At science night at Como Community Center, children jab, poke and gouge marshmallows of assorted sizes with giant toothpicks, creating an array of spindly towers – and it’s all part of a service-learning project for a new class focused on empathy.
Several university students instruct the children on building strategies after passing out supplies, including tablets for drawing blueprints.
The students are enrolled in a new Honors Colloquium class called the Nature of Society: Empathy, which is taught by Wendy Williams, visiting instructor in the John V. Roach Honors College. The course explores the concept of empathy and considers whether or not it is something that can be taught.
“What we like about science night is the way they break it down for us,” 11-year-old Diavion Baldwin said.
Ten-year-old Jamyah Solomon said she agreed with Baldwin.
“And how they are nice, and how they help us and how we get to draw,” Diamond Williams said.
The grinning trio said they consider themselves to be family, although they are not related. Baldwin, Solomon and Williams were among more than a dozen kids who attended the Center’s first science night event.

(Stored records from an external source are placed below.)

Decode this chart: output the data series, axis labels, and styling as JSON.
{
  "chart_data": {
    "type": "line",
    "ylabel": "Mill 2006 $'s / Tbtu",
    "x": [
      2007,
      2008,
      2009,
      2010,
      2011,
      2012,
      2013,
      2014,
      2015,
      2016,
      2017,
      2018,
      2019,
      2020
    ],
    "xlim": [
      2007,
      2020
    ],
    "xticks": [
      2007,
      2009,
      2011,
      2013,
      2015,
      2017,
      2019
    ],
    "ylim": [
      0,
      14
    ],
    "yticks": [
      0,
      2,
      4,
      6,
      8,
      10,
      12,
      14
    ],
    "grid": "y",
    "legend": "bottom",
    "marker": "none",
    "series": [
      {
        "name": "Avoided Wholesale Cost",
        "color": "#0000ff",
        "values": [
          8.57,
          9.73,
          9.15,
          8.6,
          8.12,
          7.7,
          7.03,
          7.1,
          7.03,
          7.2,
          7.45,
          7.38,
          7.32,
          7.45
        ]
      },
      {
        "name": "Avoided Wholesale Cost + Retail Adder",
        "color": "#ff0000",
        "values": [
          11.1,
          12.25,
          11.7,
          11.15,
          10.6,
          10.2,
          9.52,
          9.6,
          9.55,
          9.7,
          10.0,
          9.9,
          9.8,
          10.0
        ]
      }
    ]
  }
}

Tara Kennedy, an aide at the Como Community Center, said math and reading programs are already in place at the facility, and she hopes the Tuesday night science projects will help boost school test scores.

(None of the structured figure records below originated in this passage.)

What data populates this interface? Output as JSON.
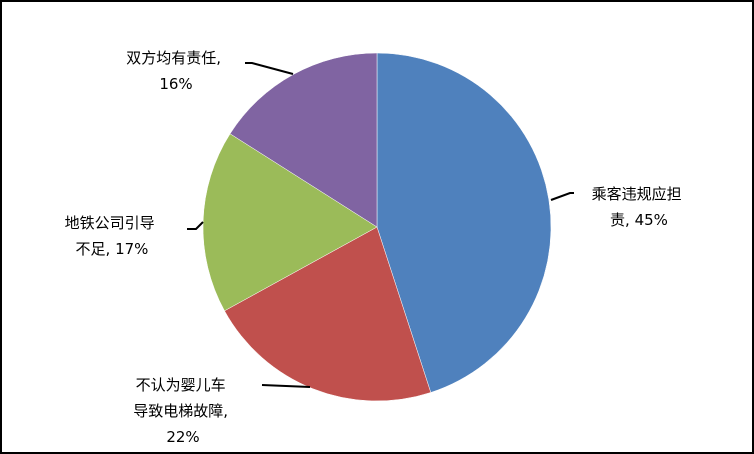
{
  "chart_data": {
    "type": "pie",
    "start_angle": "top, clockwise",
    "categories": [
      "乘客违规应担责",
      "不认为婴儿车导致电梯故障",
      "地铁公司引导不足",
      "双方均有责任"
    ],
    "values": [
      45,
      22,
      17,
      16
    ],
    "unit": "%",
    "colors": [
      "#4F81BD",
      "#C0504D",
      "#9BBB59",
      "#8064A2"
    ],
    "labels": [
      {
        "lines": [
          "乘客违规应担",
          "责, 45%"
        ]
      },
      {
        "lines": [
          "不认为婴儿车",
          "导致电梯故障,",
          "22%"
        ]
      },
      {
        "lines": [
          "地铁公司引导",
          "不足, 17%"
        ]
      },
      {
        "lines": [
          "双方均有责任,",
          "16%"
        ]
      }
    ],
    "legend": "none",
    "data_labels": "outside with leader lines"
  }
}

“It’s a great idea,” she said. “It’s a major part of school, especially for the older ones.”
Besides science night, students in the Nature of Society: Empathy course are also working with the Center to plan a fundraising event and a marketing campaign, class member and sophomore strategic communication major Madison Oberg said.
“Como is a community that is less than 15 minutes from campus but feels like a different world,” she said. “There is very little awareness of the great work that is being done there already to provide the best opportunities possible to their children.”
Williams said she hopes the projects will be sustainable by community members when the semester ends.
Graham McMillan, class member and senior political science major, said he is helping plan an art booth for Como students during Christmas in the Stockyards. McMillan said he has realized since taking the course that empathy seems easier when put into practice.
He is not alone in this belief.
Lauren Corbet, class member and sophomore math major, said she initially thought scheduling service-learning time at the center would be a burden, but has instead found the opposite to be true.
“I get to go, and I get to be with these kids,” she said. “It’s one hour out of the week that I’m not thinking about the million other things I have to do.”